The stakes would be even greater with these megabanks.
When such large banks collapse they can take down the finances of entire nations. We don’t need to look far to see how “Canadian-type systems” eventually fail.
Britain’s largest bank, the Royal Bank of Scotland, grew to control assets equal to around 1.7 times British gross domestic product before it spectacularly fell apart and required nearly complete nationalization in 2008-9.
In Ireland the three largest banks’ assets combined reached roughly 2.5 times Ireland’s gross domestic product before they collapsed.
Today all the major Canadian banks have ambitious international expansion plans — let’s see how long their historically safe system survives the new hubris of its managers.
There’s no doubt that during the coming months many people will advocate some form of a Canadian banking system in America.

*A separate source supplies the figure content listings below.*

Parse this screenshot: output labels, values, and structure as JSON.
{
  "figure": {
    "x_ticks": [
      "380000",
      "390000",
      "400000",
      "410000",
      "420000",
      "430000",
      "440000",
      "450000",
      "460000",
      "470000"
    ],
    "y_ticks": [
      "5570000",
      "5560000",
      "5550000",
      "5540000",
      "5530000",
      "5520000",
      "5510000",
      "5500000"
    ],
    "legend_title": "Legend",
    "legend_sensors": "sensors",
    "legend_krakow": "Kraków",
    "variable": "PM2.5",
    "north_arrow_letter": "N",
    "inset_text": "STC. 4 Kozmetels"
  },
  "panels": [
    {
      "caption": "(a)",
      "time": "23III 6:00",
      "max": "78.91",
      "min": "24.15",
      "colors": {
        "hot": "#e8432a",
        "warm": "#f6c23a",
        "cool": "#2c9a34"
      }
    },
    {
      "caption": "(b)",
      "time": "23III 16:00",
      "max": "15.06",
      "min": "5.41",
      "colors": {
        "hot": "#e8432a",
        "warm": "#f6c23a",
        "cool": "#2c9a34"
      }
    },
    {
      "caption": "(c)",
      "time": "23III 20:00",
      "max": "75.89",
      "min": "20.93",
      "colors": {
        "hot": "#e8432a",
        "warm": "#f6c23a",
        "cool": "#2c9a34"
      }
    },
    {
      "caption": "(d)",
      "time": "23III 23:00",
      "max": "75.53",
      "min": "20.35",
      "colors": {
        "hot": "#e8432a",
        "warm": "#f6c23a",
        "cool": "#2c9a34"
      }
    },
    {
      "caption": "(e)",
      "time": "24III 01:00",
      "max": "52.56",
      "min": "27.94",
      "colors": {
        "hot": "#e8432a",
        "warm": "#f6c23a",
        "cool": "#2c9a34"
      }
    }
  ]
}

The largest banks and their lobbyists on Capitol Hill will love the idea.
For some desperate politicians it may become a miracle drug: a new “safer” system that will lend to homeowners and provide financing to Washington, while permitting politicians and regulators to avoid tough steps.
Let’s hope this elixir doesn’t gain traction.
Smaller banks with a lot more capital — and with an ability to fail when they act stupidly — are what American citizens and taxpayers really need.